Medlior is an independent Canadian health outcomes research consultancy specializing in real-world evidence (RWE), health technology assessment (HTA), evidence synthesis, and advanced analytics. Since 2008, we have partnered with pharmaceutical and biotech companies, non-profit organizations, health systems, and government agencies to generate high-quality, decision-ready evidence that improves patient outcomes and informs clinical, regulatory, and reimbursement decisions.
Our multidisciplinary team integrates expertise in epidemiology, biostatistics, health economics, clinical research, data science, and strategic advisory services. This breadth of expertise enables us to deliver end-to-end evidence solutions, including study design, data strategy, access and linkage, advanced analytics, evidence synthesis, economic modeling, and scientific communication. Across all projects, we prioritize methodological rigor, transparent reporting, and the ethical and responsible use of health data.

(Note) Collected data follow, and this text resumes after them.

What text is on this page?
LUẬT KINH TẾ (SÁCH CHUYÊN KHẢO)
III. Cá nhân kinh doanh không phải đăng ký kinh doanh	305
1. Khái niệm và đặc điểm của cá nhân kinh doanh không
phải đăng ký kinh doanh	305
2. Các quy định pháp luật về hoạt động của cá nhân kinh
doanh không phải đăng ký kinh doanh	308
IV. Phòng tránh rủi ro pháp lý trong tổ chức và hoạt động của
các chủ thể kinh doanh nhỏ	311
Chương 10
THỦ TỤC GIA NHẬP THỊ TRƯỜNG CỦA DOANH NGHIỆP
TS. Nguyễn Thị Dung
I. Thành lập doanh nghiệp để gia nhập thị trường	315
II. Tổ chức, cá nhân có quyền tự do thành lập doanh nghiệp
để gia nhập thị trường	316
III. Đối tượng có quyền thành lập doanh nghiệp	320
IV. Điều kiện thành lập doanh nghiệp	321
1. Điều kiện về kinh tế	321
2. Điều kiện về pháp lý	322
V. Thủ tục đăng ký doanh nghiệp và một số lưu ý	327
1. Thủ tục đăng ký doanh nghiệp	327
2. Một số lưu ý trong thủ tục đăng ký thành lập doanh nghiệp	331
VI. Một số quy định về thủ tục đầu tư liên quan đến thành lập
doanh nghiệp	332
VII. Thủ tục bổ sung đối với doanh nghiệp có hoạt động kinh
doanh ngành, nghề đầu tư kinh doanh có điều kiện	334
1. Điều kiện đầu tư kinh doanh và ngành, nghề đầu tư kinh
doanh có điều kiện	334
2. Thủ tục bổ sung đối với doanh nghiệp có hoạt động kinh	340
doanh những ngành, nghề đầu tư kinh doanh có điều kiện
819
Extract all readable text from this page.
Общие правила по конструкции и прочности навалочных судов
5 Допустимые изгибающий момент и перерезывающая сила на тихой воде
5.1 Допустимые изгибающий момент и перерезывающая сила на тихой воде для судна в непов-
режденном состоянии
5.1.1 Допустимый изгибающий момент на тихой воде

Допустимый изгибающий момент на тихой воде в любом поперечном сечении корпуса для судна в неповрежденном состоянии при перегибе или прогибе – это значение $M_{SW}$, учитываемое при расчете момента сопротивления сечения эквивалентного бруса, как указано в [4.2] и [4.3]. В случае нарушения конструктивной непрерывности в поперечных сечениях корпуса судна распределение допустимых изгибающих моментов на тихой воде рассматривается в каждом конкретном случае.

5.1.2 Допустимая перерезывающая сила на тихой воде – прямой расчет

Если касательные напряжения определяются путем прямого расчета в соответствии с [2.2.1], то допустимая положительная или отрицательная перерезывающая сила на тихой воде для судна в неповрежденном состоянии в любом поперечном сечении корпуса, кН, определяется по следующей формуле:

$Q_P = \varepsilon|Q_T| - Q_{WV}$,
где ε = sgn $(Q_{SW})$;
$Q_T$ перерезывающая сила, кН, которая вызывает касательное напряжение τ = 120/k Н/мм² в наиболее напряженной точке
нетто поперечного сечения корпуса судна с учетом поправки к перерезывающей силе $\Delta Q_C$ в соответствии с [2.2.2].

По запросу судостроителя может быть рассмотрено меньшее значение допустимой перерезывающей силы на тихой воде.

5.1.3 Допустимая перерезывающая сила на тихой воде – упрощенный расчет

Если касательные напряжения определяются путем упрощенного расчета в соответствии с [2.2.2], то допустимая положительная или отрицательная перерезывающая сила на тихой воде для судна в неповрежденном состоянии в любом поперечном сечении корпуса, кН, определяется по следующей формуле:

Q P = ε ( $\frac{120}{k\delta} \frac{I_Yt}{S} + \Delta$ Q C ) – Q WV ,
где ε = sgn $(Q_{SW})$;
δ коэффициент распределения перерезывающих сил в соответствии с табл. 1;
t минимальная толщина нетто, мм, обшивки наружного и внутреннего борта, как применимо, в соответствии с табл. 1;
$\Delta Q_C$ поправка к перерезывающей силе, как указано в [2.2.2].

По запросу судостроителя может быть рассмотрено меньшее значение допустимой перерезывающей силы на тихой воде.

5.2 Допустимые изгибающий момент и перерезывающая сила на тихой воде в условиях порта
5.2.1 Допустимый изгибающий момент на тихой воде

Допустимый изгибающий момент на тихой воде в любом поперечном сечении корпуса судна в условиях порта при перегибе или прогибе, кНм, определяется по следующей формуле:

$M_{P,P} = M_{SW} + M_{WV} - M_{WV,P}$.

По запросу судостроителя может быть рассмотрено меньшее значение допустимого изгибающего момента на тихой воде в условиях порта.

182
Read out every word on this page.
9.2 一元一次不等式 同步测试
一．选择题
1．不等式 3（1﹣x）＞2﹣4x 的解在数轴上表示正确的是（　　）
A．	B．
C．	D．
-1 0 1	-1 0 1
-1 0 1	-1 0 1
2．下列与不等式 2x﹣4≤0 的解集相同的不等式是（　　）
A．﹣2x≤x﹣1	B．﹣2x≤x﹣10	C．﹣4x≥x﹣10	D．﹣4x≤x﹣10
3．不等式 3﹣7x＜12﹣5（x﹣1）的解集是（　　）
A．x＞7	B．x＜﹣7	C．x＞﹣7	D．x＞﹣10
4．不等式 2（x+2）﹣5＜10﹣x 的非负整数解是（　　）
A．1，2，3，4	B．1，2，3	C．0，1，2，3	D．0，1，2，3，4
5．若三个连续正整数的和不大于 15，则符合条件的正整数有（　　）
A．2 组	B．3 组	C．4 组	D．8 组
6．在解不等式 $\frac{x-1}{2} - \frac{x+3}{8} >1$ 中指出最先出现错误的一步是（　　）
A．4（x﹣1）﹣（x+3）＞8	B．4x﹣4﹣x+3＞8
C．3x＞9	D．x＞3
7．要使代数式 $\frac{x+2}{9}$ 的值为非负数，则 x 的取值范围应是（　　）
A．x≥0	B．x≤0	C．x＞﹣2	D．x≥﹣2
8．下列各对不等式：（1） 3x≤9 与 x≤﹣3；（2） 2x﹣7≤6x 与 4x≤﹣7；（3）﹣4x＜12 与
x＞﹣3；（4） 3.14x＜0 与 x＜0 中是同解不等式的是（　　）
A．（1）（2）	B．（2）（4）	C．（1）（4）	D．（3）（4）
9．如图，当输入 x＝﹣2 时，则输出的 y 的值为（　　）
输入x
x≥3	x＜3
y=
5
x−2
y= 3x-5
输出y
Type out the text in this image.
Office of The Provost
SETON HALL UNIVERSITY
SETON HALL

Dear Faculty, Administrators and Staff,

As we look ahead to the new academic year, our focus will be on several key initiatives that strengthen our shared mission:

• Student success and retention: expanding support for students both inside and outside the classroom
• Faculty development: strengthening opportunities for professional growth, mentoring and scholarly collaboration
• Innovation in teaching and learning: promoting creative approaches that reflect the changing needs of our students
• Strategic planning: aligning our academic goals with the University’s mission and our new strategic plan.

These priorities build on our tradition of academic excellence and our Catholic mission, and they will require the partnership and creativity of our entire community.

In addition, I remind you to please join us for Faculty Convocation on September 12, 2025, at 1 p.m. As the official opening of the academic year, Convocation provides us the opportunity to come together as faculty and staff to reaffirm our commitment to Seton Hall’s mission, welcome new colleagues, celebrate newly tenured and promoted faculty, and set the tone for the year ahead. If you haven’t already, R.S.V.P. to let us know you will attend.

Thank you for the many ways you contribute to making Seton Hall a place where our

Beyond our client work, Medlior leads several initiatives designed to strengthen Canada’s digital health and research infrastructure. Among these are Real World Radar, a subscription platform that curates a listing of global real-world datasets for life-science research teams, and the EvidaHealth Foundation, a not-for-profit dedicated to advancing patient-centered data infrastructure and fostering collaborative, real-world evidence generation across the healthcare sector. Through these initiatives, we aim to support more accessible, scalable, and interoperable data ecosystems that accelerate innovation while maintaining strong governance and patient trust.
As the landscape of digital health and artificial intelligence continues to evolve, Medlior remains committed to integrating emerging technologies into evidence generation. Our current priorities include expanding AI-enabled workflows, enhancing data quality and interoperability standards, and contributing to national and international discussions on the responsible use of real-world data in healthcare decision-making.